Obviously, to be considered “Indian” at all speaks of history and a people’s history contains much of their “tradition”. There is nothing wrong with having or enjoying one’s history or traditions. However, in the United States today, to be considered a “traditional Indian” is to be lumped with all the other Indians into some mental and social pigeon holes where we can be quickly labeled and forgotten.
In the “Handbook of Federal Indian Law” by Felix S. Cohen, Indians are listed as “…making significant and vital contributions to American art and craftsmanship and to our knowledge and enjoyment of the resources of forests, plains, streams and trails that were here long before white immigrants came…”. In other words, Indians’ contribution to America is the amusement of our white, anglo-saxon brothers and sisters while providing them with tapestries and trinkets to adorn their walls and themselves. This is the way that First Americans are viewed. This is what is expected from “traditional Indians”. We are thought of as anachronisms in buckskin, feathered headdresses and ribbon shirts; adorned in some strange tribal get-up, dancing around other Indians who are chanting and beating drums. Traditional Native Americans are considered wards of the state, people who need to be protected, pets. We are still thought of, as in this nation’s infancy, as children or, perhaps now, museum pieces.
To many, including some of our own membership, our attempts to become recognized by the U.S. have the simple goal of Federalization. You know…free college for the kids, the occasional monetary gift from Uncle Sam, maybe a new house from time to time. In other words: handouts. The basic premise of Federalism is this: If we are good little Indians and don’t cause any trouble, we will be given our allotments so that we can go off and live our meaningless little lives. Sadly, such is the situation that thousands of Indians find themselves in every day. If that is all we have to look forward to then the efforts of the United Cherokee Nation of Indians have been in vain.

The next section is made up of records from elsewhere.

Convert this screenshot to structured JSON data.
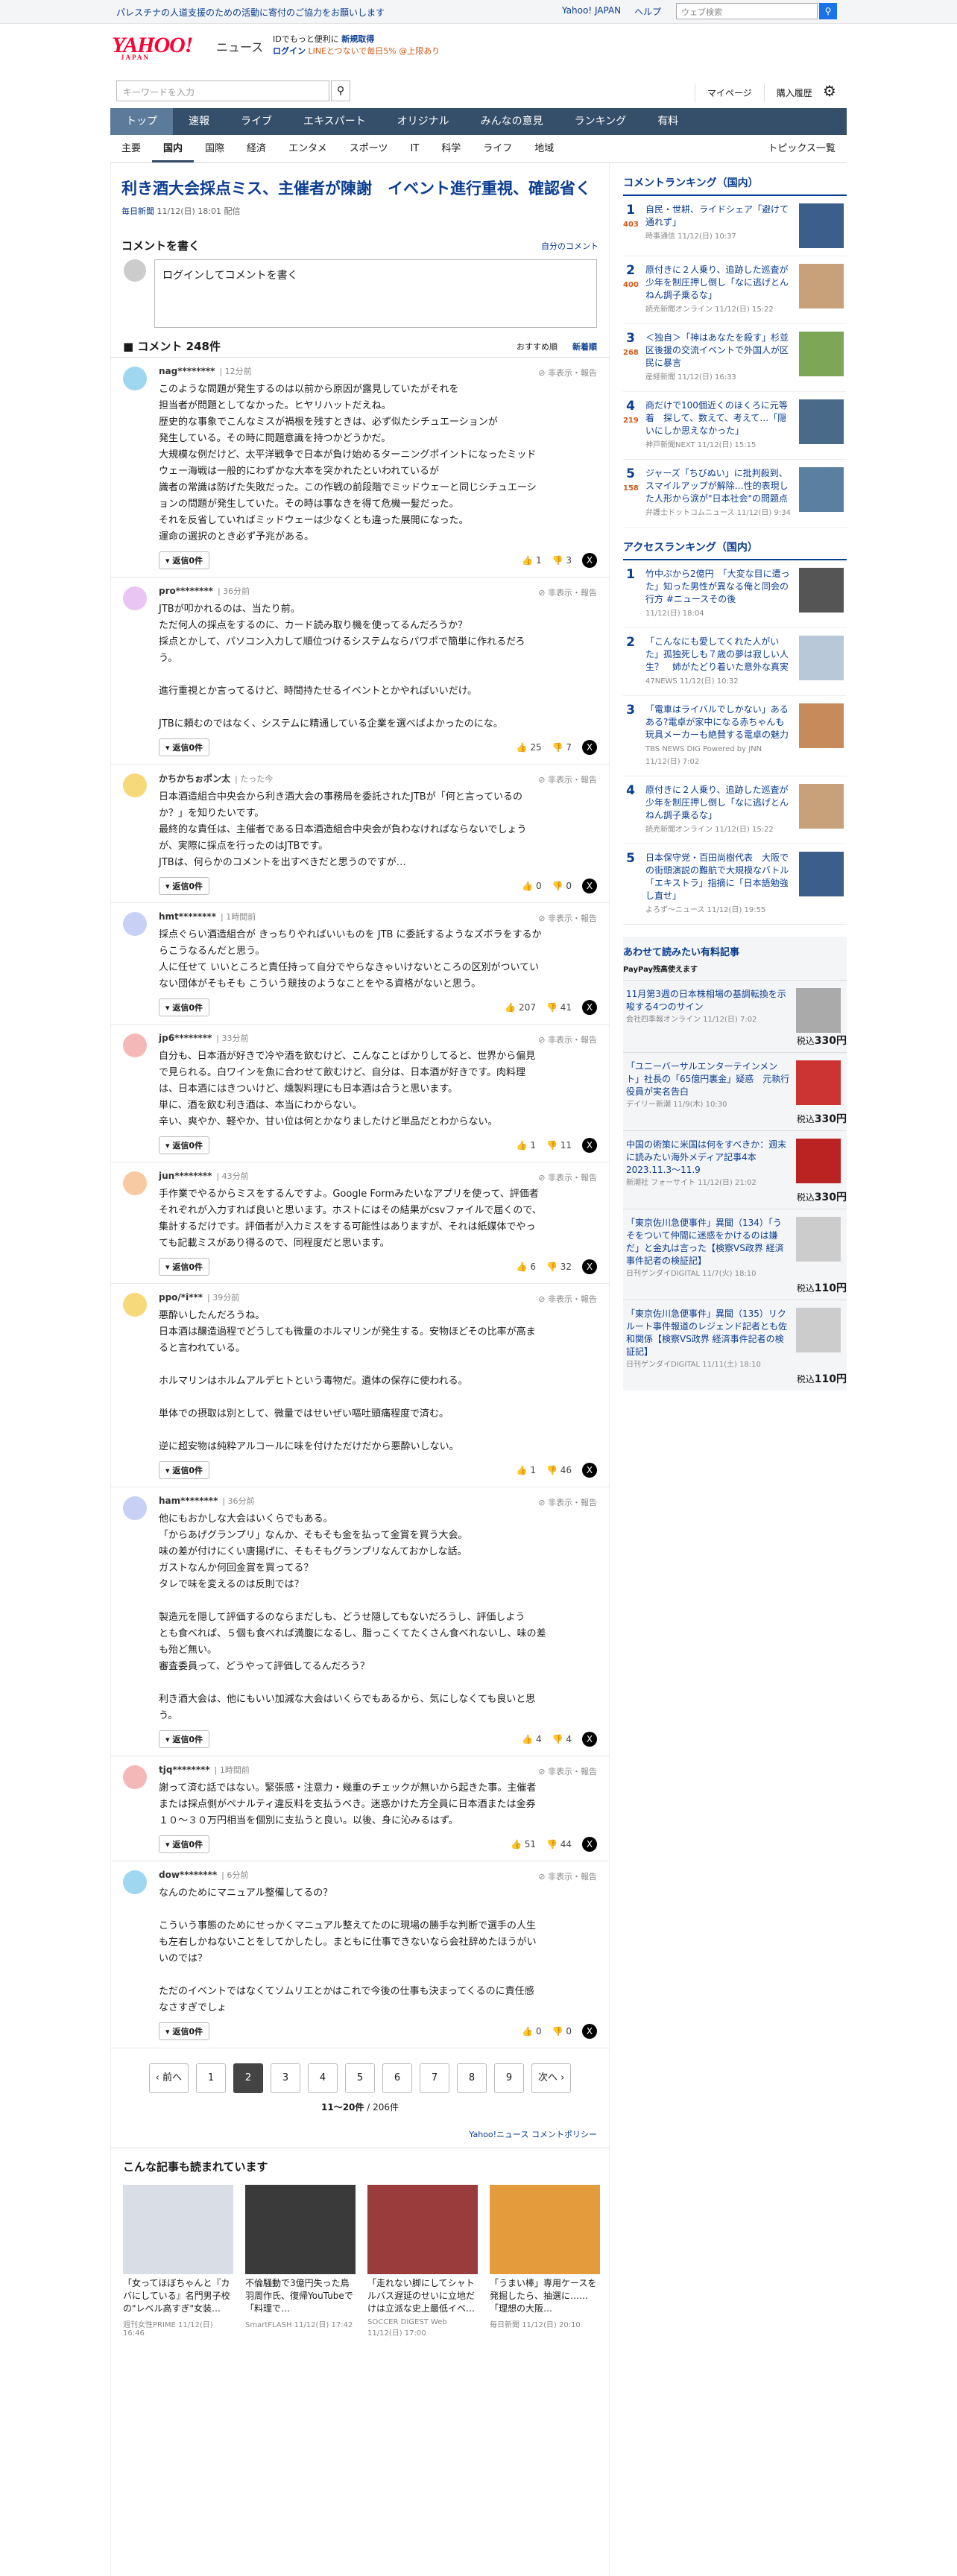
{
  "topbar": {
    "promo": "パレスチナの人道支援のための活動に寄付のご協力をお願いします",
    "links": [
      "Yahoo! JAPAN",
      "ヘルプ"
    ],
    "search_placeholder": "ウェブ検索",
    "search_icon": "search-icon"
  },
  "header": {
    "logo": "YAHOO!",
    "logo_sub": "JAPAN",
    "news": "ニュース",
    "login_line1a": "IDでもっと便利に",
    "login_line1b": "新規取得",
    "login_line2a": "ログイン",
    "login_line2b": "LINEとつないで毎日5% @上限あり"
  },
  "search": {
    "placeholder": "キーワードを入力",
    "links": [
      "マイページ",
      "購入履歴"
    ]
  },
  "mainnav": [
    "トップ",
    "速報",
    "ライブ",
    "エキスパート",
    "オリジナル",
    "みんなの意見",
    "ランキング",
    "有料"
  ],
  "subnav": [
    "主要",
    "国内",
    "国際",
    "経済",
    "エンタメ",
    "スポーツ",
    "IT",
    "科学",
    "ライフ",
    "地域"
  ],
  "subnav_right": "トピックス一覧",
  "article": {
    "title": "利き酒大会採点ミス、主催者が陳謝　イベント進行重視、確認省く",
    "source": "毎日新聞",
    "date": "11/12(日) 18:01 配信"
  },
  "write": {
    "heading": "コメントを書く",
    "policy_link": "自分のコメント",
    "placeholder": "ログインしてコメントを書く"
  },
  "comments_header": {
    "title": "コメント 248件",
    "sort_recommended": "おすすめ順",
    "sort_new": "新着順"
  },
  "comment_tools": "非表示・報告",
  "reply_label": "返信0件",
  "comments": [
    {
      "user": "nag********",
      "time": "12分前",
      "color": "#9fd6f0",
      "body": "このような問題が発生するのは以前から原因が露見していたがそれを\n担当者が問題としてなかった。ヒヤリハットだえね。\n歴史的な事象でこんなミスが禍根を残すときは、必ず似たシチュエーションが\n発生している。その時に問題意識を持つかどうかだ。\n大規模な例だけど、太平洋戦争で日本が負け始めるターニングポイントになったミッド\nウェー海戦は一般的にわずかな大本を突かれたといわれているが\n識者の常識は防げた失敗だった。この作戦の前段階でミッドウェーと同じシチュエーシ\nョンの問題が発生していた。その時は事なきを得て危機一髪だった。\nそれを反省していればミッドウェーは少なくとも違った展開になった。\n運命の選択のとき必ず予兆がある。",
      "up": "1",
      "down": "3"
    },
    {
      "user": "pro********",
      "time": "36分前",
      "color": "#e8c5f2",
      "body": "JTBが叩かれるのは、当たり前。\nただ何人の採点をするのに、カード読み取り機を使ってるんだろうか？\n採点とかして、パソコン入力して順位つけるシステムならパワポで簡単に作れるだろ\nう。\n\n進行重視とか言ってるけど、時間持たせるイベントとかやればいいだけ。\n\nJTBに頼むのではなく、システムに精通している企業を選べばよかったのにな。",
      "up": "25",
      "down": "7"
    },
    {
      "user": "かちかちぉポン太",
      "time": "たった今",
      "color": "#f5d97a",
      "body": "日本酒造組合中央会から利き酒大会の事務局を委託されたJTBが「何と言っているの\nか？」を知りたいです。\n最終的な責任は、主催者である日本酒造組合中央会が負わなければならないでしょう\nが、実際に採点を行ったのはJTBです。\nJTBは、何らかのコメントを出すべきだと思うのですが…",
      "up": "0",
      "down": "0"
    },
    {
      "user": "hmt********",
      "time": "1時間前",
      "color": "#c9d0f5",
      "body": "採点ぐらい酒造組合が きっちりやればいいものを JTB に委託するようなズボラをするか\nらこうなるんだと思う。\n人に任せて いいところと責任持って自分でやらなきゃいけないところの区別がついてい\nない団体がそもそも こういう競技のようなことをやる資格がないと思う。",
      "up": "207",
      "down": "41"
    },
    {
      "user": "jp6********",
      "time": "33分前",
      "color": "#f5b8b8",
      "body": "自分も、日本酒が好きで冷や酒を飲むけど、こんなことばかりしてると、世界から偏見\nで見られる。白ワインを魚に合わせて飲むけど、自分は、日本酒が好きです。肉料理\nは、日本酒にはきついけど、燻製料理にも日本酒は合うと思います。\n単に、酒を飲む利き酒は、本当にわからない。\n辛い、爽やか、軽やか、甘い位は何とかなりましたけど単品だとわからない。",
      "up": "1",
      "down": "11"
    },
    {
      "user": "jun********",
      "time": "43分前",
      "color": "#f7caa3",
      "body": "手作業でやるからミスをするんですよ。Google Formみたいなアプリを使って、評価者\nそれぞれが入力すれば良いと思います。ホストにはその結果がcsvファイルで届くので、\n集計するだけです。評価者が入力ミスをする可能性はありますが、それは紙媒体でやっ\nても記載ミスがあり得るので、同程度だと思います。",
      "up": "6",
      "down": "32"
    },
    {
      "user": "ppo/*i***",
      "time": "39分前",
      "color": "#f5d97a",
      "body": "悪酔いしたんだろうね。\n日本酒は醸造過程でどうしても微量のホルマリンが発生する。安物ほどその比率が高ま\nると言われている。\n\nホルマリンはホルムアルデヒトという毒物だ。遺体の保存に使われる。\n\n単体での摂取は別として、微量ではせいぜい嘔吐頭痛程度で済む。\n\n逆に超安物は純粋アルコールに味を付けただけだから悪酔いしない。",
      "up": "1",
      "down": "46"
    },
    {
      "user": "ham********",
      "time": "36分前",
      "color": "#c9d0f5",
      "body": "他にもおかしな大会はいくらでもある。\n「からあげグランプリ」なんか、そもそも金を払って金賞を買う大会。\n味の差が付けにくい唐揚げに、そもそもグランプリなんておかしな話。\nガストなんか何回金賞を買ってる？\nタレで味を変えるのは反則では？\n\n製造元を隠して評価するのならまだしも、どうせ隠してもないだろうし、評価しよう\nとも食べれば、５個も食べれば満腹になるし、脂っこくてたくさん食べれないし、味の差\nも殆ど無い。\n審査委員って、どうやって評価してるんだろう？\n\n利き酒大会は、他にもいい加減な大会はいくらでもあるから、気にしなくても良いと思\nう。",
      "up": "4",
      "down": "4"
    },
    {
      "user": "tjq********",
      "time": "1時間前",
      "color": "#f5b8b8",
      "body": "謝って済む話ではない。緊張感・注意力・幾重のチェックが無いから起きた事。主催者\nまたは採点側がペナルティ違反料を支払うべき。迷惑かけた方全員に日本酒または金券\n１０〜３０万円相当を個別に支払うと良い。以後、身に沁みるはず。",
      "up": "51",
      "down": "44"
    },
    {
      "user": "dow********",
      "time": "6分前",
      "color": "#9fd6f0",
      "body": "なんのためにマニュアル整備してるの？\n\nこういう事態のためにせっかくマニュアル整えてたのに現場の勝手な判断で選手の人生\nも左右しかねないことをしてかしたし。まともに仕事できないなら会社辞めたほうがい\nいのでは？\n\nただのイベントではなくてソムリエとかはこれで今後の仕事も決まってくるのに責任感\nなさすぎでしょ",
      "up": "0",
      "down": "0"
    }
  ],
  "pager": {
    "prev": "前へ",
    "pages": [
      "1",
      "2",
      "3",
      "4",
      "5",
      "6",
      "7",
      "8",
      "9"
    ],
    "current": "2",
    "next": "次へ",
    "count": "11〜20件",
    "total": "/ 206件"
  },
  "policy": "Yahoo!ニュース コメントポリシー",
  "alsoread": {
    "title": "こんな記事も読まれています",
    "cards": [
      {
        "t": "「女ってほぼちゃんと『カバにしている』名門男子校の\"レベル高すぎ\"女装…",
        "s": "週刊女性PRIME 11/12(日) 16:46",
        "c": "#d8dde6"
      },
      {
        "t": "不倫騒動で3億円失った鳥羽周作氏、復帰YouTubeで「料理で…",
        "s": "SmartFLASH 11/12(日) 17:42",
        "c": "#3a3a3a"
      },
      {
        "t": "「走れない脚にしてシャトルバス遅延のせいに立地だけは立派な史上最低イベ…",
        "s": "SOCCER DIGEST Web 11/12(日) 17:00",
        "c": "#9a3c3c"
      },
      {
        "t": "「うまい棒」専用ケースを発掘したら、抽選に……「理想の大阪…",
        "s": "毎日新聞 11/12(日) 20:10",
        "c": "#e39b3b"
      }
    ]
  },
  "side_ranking": {
    "title": "コメントランキング（国内）",
    "items": [
      {
        "n": "1",
        "cnt": "403",
        "t": "自民・世耕、ライドシェア「避けて通れず」",
        "m": "時事通信 11/12(日) 10:37",
        "c": "#3b5f8a"
      },
      {
        "n": "2",
        "cnt": "400",
        "t": "原付きに２人乗り、追跡した巡査が少年を制圧押し倒し「なに逃げとんねん調子乗るな」",
        "m": "読売新聞オンライン 11/12(日) 15:22",
        "c": "#c8a07a"
      },
      {
        "n": "3",
        "cnt": "268",
        "t": "＜独自＞「神はあなたを殺す」杉並区後援の交流イベントで外国人が区民に暴言",
        "m": "産経新聞 11/12(日) 16:33",
        "c": "#7ea657"
      },
      {
        "n": "4",
        "cnt": "219",
        "t": "商だけで100個近くのほくろに元等着　探して、数えて、考えて…「隠いにしか思えなかった」",
        "m": "神戸新聞NEXT 11/12(日) 15:15",
        "c": "#4a6a8a"
      },
      {
        "n": "5",
        "cnt": "158",
        "t": "ジャーズ「ちびぬい」に批判殺到、スマイルアップが解除…性的表現した人形から涙が\"日本社会\"の問題点",
        "m": "弁護士ドットコムニュース 11/12(日) 9:34",
        "c": "#5a7fa0"
      }
    ]
  },
  "side_access": {
    "title": "アクセスランキング（国内）",
    "items": [
      {
        "n": "1",
        "t": "竹中ぷから2億円　「大変な目に遭った」知った男性が異なる俺と同会の行方 #ニュースその後",
        "m": "11/12(日) 18:04",
        "c": "#555"
      },
      {
        "n": "2",
        "t": "「こんなにも愛してくれた人がいた」孤独死しも７歳の夢は寂しい人生？　姉がたどり着いた意外な真実",
        "m": "47NEWS 11/12(日) 10:32",
        "c": "#b8c8d8"
      },
      {
        "n": "3",
        "t": "「電車はライバルでしかない」あるある?電卓が家中になる赤ちゃんも玩具メーカーも絶賛する電卓の魅力",
        "m": "TBS NEWS DIG Powered by JNN 11/12(日) 7:02",
        "c": "#c78a5a"
      },
      {
        "n": "4",
        "t": "原付きに２人乗り、追跡した巡査が少年を制圧押し倒し「なに逃げとんねん調子乗るな」",
        "m": "読売新聞オンライン 11/12(日) 15:22",
        "c": "#c8a07a"
      },
      {
        "n": "5",
        "t": "日本保守党・百田尚樹代表　大阪での街頭演説の難航で大規模なバトル「エキストラ」指摘に「日本語勉強し直せ」",
        "m": "よろず〜ニュース 11/12(日) 19:55",
        "c": "#3b5f8a"
      }
    ]
  },
  "paid": {
    "title": "あわせて読みたい有料記事",
    "label": "PayPay残高使えます",
    "items": [
      {
        "t": "11月第3週の日本株相場の基調転換を示唆する4つのサイン",
        "m": "会社四季報オンライン 11/12(日) 7:02",
        "p": "330円",
        "c": "#aaa"
      },
      {
        "t": "「ユニーバーサルエンターテインメント」社長の「65億円裏金」疑惑　元執行役員が実名告白",
        "m": "デイリー新潮 11/9(木) 10:30",
        "p": "330円",
        "c": "#c33"
      },
      {
        "t": "中国の術策に米国は何をすべきか：週末に読みたい海外メディア記事4本　2023.11.3〜11.9",
        "m": "新潮社 フォーサイト 11/12(日) 21:02",
        "p": "330円",
        "c": "#b22"
      },
      {
        "t": "「東京佐川急便事件」異聞（134）「うそをついて仲間に迷惑をかけるのは嫌だ」と金丸は言った【検察VS政界 経済事件記者の検証記】",
        "m": "日刊ゲンダイDIGITAL 11/7(火) 18:10",
        "p": "110円",
        "c": "#ccc"
      },
      {
        "t": "「東京佐川急便事件」異聞（135）リクルート事件報道のレジェンド記者とも佐和関係【検察VS政界 経済事件記者の検証記】",
        "m": "日刊ゲンダイDIGITAL 11/11(土) 18:10",
        "p": "110円",
        "c": "#ccc"
      }
    ],
    "prefix": "税込"
  }
}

Clearly, we must be very wary of the “traditional” approach. Our goals are not traditional. Without saying too much, we aim for a better understanding with the U.S. of our position as the “First Americans”. Indeed, we fully intend to achieve what has not been allowed since the 1870’s: a new and more fitting instrument of diplomacy with the U.S. You can call that “instrument” anything you like.
We are non-traditional in other ways, as well. For instance, most of our membership are only a small part Cherokee, some not at all, those having been admitted by adoption. In fact, we would be most accurately described by the vision of one Cherokee woman: White on the outside but red on the inside.
As I indicated at the outset, there is nothing wrong with knowing and appreciating one’s history and “the old ways”. However, those of us who claim to be part of the United Cherokee Nation of Indians, because of our different claims, origins and goals, must be careful of our reliance on tradition. Our path is a bit of a tightrope. We choose to recognize our Cherokee history but we must be different in many fundamental ways or else nothing we do will be noteworthy, either to us or the U.S.